Das ebenfalls auf der Pritsche abgelegte Dreibein wurde in zusammengeklappter Stellung montiert. Die unteren Teile der Beine wurden gekürzt und neu angeleimt.
Die Pritsche und die Beladung:
Die Bauteile der vier Bordwände weisen innen zahlreiche, recht tiefe Auswerferstellen auf. Wenn die Pritsche offen, also abgeplant dargestellt werden soll, empfiehlt sich das verspachteln und verschleifen der "Löcher". Das ist zwar etwas mühsam und zeitaufwendig, kommt dem Finish des fertiggestellten, abgeplanten Modell aber sehr entgegen.
Die neu gebauten Spriegel wurden aus 0,6 mm Neusilberdraht gebogen und abgelängt. Zusätzlich wurden noch die Halterungen für die abgenommenen Spriegel angebracht. An der stirnseitigen Bordwand wurden zwei U-förmig gebogene Bleche angeklebt. Die seitlichen Bordwände bekamen je eines dieser Bleche. Als Anhalt für die Lage der Bleche diente das dem Bausatz beigefügte Spriegelteil.
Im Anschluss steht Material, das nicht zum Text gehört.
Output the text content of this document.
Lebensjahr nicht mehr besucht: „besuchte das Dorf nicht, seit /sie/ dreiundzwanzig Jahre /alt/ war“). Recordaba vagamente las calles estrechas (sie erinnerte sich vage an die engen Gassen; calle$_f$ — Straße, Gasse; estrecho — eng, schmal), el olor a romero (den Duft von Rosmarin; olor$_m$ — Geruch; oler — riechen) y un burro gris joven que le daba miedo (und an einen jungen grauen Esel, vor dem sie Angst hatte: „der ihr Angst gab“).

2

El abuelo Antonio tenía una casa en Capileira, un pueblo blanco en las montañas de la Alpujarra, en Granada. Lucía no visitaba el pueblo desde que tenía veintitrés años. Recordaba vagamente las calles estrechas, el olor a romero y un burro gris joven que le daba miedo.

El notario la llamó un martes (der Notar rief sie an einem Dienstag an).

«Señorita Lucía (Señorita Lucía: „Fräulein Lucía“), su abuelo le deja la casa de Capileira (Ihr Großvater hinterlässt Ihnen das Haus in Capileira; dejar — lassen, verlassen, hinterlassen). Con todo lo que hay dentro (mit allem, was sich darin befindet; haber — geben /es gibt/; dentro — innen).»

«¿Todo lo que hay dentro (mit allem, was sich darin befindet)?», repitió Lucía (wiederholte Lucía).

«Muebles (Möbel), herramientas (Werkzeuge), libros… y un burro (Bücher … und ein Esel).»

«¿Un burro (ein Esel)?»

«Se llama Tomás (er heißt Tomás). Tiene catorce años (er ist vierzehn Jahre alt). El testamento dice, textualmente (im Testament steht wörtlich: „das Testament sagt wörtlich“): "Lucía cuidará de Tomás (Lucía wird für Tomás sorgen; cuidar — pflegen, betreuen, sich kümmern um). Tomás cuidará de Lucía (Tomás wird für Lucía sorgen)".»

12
Auf den Blechen wurden noch je zwei Schraubenköpfe aufgeklebt. Diese Schrauben lieferte der Show Modelling Rädersatz (Radmuttern).
Am Spriegelhalter an der rechten Bordwand wurde noch ein Stahlhelm angehängt. Der Kinnriemen des "Knitterfreien" wurden aus flachgeschliffenem Draht und Zwirn angefertigt und mit Sekundenkleber befestigt.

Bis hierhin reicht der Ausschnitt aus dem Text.